New Mexico gets grants to fight opioid abuse in tribal communities

New Mexico

Federal funds to boost addiction treatment, recovery services, prevention and neonatal abstinence syndrome

EL PASO, Texas (Border Report) – New Mexico is getting $9.4 million in grants to fight substance abuse and the opioid epidemic, particularly in tribal communities.

Members of the state’s congressional delegation said the bulk of the money ($7.53 million) will go to the New Mexico Department of Human Services. More than $1.1 million is going to five Sandoval Indian pueblos and the rest to the Taos and Ohkay Owingeh pueblos and El Centro Family Health, which runs clinics in the northern part of the state.

The grants are coming from the Substance Abuse and Mental Health Services Administration, an agency of the U.S. Department of Health and Human Services. A lot of the funds will go toward addiction treatment, recovery services, overdose prevention and reducing neonatal abstinence syndrome among newborns exposed to opioids before birth.

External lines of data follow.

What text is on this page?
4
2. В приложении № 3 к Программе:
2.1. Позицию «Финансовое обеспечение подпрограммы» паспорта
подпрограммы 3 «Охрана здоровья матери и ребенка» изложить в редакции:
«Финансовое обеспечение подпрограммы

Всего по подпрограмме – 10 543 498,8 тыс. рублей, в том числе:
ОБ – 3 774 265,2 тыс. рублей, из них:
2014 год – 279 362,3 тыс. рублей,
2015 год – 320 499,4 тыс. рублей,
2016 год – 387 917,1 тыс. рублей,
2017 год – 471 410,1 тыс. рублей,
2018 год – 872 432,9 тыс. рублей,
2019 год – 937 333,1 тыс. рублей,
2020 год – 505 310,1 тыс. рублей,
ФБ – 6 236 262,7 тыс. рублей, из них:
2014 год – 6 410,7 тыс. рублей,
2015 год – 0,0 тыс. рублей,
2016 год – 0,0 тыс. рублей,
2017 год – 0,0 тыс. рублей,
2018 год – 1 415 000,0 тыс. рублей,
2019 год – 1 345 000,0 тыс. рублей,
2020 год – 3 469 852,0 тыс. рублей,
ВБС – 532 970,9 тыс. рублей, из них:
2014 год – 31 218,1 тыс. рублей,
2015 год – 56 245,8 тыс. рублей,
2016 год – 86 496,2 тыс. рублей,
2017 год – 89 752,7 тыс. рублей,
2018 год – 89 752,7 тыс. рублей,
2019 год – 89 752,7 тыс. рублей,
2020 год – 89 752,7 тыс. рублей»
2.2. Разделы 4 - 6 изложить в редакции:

A total of 338 New Mexico residents died of drug overdoses involving opioids in 2018, according to the National Institute on Drug Abuse. Opioids include heroin, pain relievers available by prescription and synthetic drugs such as fentanyl and carfentanil.

“The opioid epidemic continues to devastate many of our tribal and rural communities. This funding is an important step toward ensuring providers are equipped with the resources needed to provide life-saving treatment and recovery services to our tribal communities,” said U.S. Rep. Xochitl Torres Small, D-New Mexico.